BLÄK unterstützt Anliegen der Uni-Klinikärzte

Ärztinnen und Ärzte, die in den tarifgebundenen Universitätskliniken der Länder beschäftigt und in der Ärztegewerkschaft Marburger Bund organisiert sind, befinden sich am 4. Februar 2020 in einem ganztägigen Warnstreik. In Bayern betrifft das die fünf Universitätskliniken in Erlangen, München (LMU, TU, inkl. Herzzentrum), Regensburg und Würzburg. Am neu umgewandelten Uniklinikum Augsburg fallen die meisten Mediziner noch unter den Tarif der Kommunen (VKA) und nicht der Länder (TdL), sodass die Streikaktivitäten hier eher gering ausfallen dürften.

Den Klinikleitungen aller Standorte hat der Marburger Bund Bayern eine Notdienstvereinbarung angeboten. Die darin zugesicherte Wochenendbesetzung stellt die Versorgung für Notfallpatienten sicher. Bei elektiven Eingriffen und diagnostischen Terminen könnte es zu Verzögerungen kommen.

Die BLÄK erklärt sich solidarisch mit ihren streikenden Kolleginnen und Kollegen und unterstützt deren Forderungen. Kammerpräsident Dr. Gerald Quitterer: „Wir unterstützen die Forderungen nach neuen Bedingungen für die Verlängerung der täglichen Arbeitszeit durch Bereitschaftsdienst“. Vizepräsident Dr. Andreas Botzlar präzisiert: „Zu der angestrebten Reform gehören auch eine generelle Begrenzung der Bereitschaftsdienste und der Dienstwochenenden, eine verlässliche Dienstplangestaltung und eine manipulationsfreie Ar-beitszeiterfassung ohne pauschale und nachträgliche Kappungen der geleisteten Arbeitszeit“.
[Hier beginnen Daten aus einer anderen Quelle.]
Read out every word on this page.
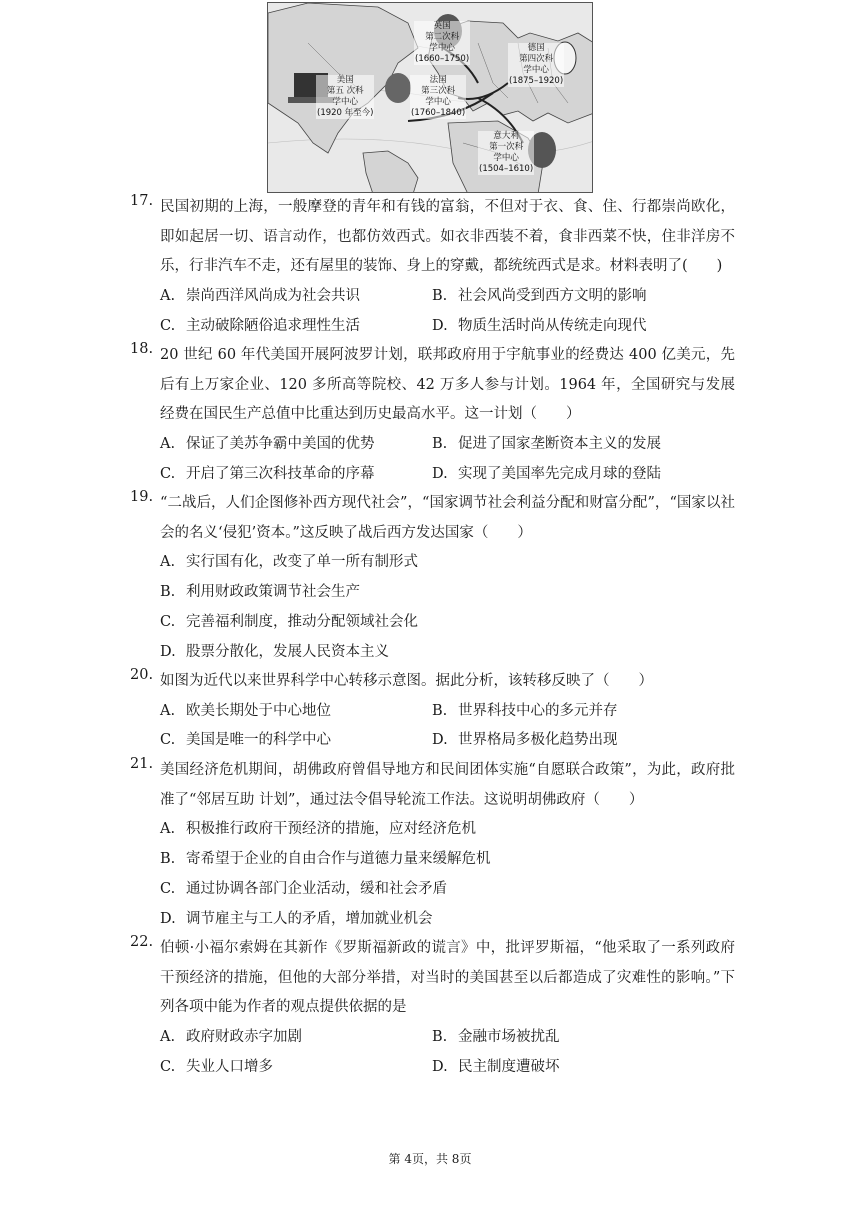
英国
第二次科
学中心
(1660–1750)
德国
第四次科
学中心
(1875–1920)
美国
第五 次科
学中心
(1920 年至今)
法国
第三次科
学中心
(1760–1840)
意大利
第一次科
学中心
(1504–1610)
17. 民国初期的上海，一般摩登的青年和有钱的富翁，不但对于衣、食、住、行都崇尚欧化，即如起居一切、语言动作，也都仿效西式。如衣非西装不着，食非西菜不快，住非洋房不乐，行非汽车不走，还有屋里的装饰、身上的穿戴，都统统西式是求。材料表明了(　　)
A. 崇尚西洋风尚成为社会共识	B. 社会风尚受到西方文明的影响
C. 主动破除陋俗追求理性生活	D. 物质生活时尚从传统走向现代
18. 20 世纪 60 年代美国开展阿波罗计划，联邦政府用于宇航事业的经费达 400 亿美元，先后有上万家企业、120 多所高等院校、42 万多人参与计划。1964 年，全国研究与发展经费在国民生产总值中比重达到历史最高水平。这一计划（　　）
A. 保证了美苏争霸中美国的优势	B. 促进了国家垄断资本主义的发展
C. 开启了第三次科技革命的序幕	D. 实现了美国率先完成月球的登陆
19. “二战后，人们企图修补西方现代社会”，“国家调节社会利益分配和财富分配”，“国家以社会的名义‘侵犯’资本。”这反映了战后西方发达国家（　　）
A. 实行国有化，改变了单一所有制形式
B. 利用财政政策调节社会生产
C. 完善福利制度，推动分配领域社会化
D. 股票分散化，发展人民资本主义
20. 如图为近代以来世界科学中心转移示意图。据此分析，该转移反映了（　　）
A. 欧美长期处于中心地位	B. 世界科技中心的多元并存
C. 美国是唯一的科学中心	D. 世界格局多极化趋势出现
21. 美国经济危机期间，胡佛政府曾倡导地方和民间团体实施“自愿联合政策”，为此，政府批准了“邻居互助 计划”，通过法令倡导轮流工作法。这说明胡佛政府（　　）
A. 积极推行政府干预经济的措施，应对经济危机
B. 寄希望于企业的自由合作与道德力量来缓解危机
C. 通过协调各部门企业活动，缓和社会矛盾
D. 调节雇主与工人的矛盾，增加就业机会
22. 伯顿·小福尔索姆在其新作《罗斯福新政的谎言》中，批评罗斯福，“他采取了一系列政府干预经济的措施，但他的大部分举措，对当时的美国甚至以后都造成了灾难性的影响。”下列各项中能为作者的观点提供依据的是
A. 政府财政赤字加剧	B. 金融市场被扰乱
C. 失业人口增多	D. 民主制度遭破坏
第 4页，共 8页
Weitere Forderungen sind sechs Prozent mehr Gehalt bezogen auf ein Jahr und eine Neuregelung des Zusatzurlaubes für Nachtarbeit.

„Für die Patienten in den betroffenen Kliniken bedeutet der Streik, dass die Versorgung aller Notfälle und dringlichen Eingriffe wie sonst auch am Wochenende oder an Feiertagen gesichert ist. Verzögerungen gibt es bei planbaren Operationen“, so der Präsident.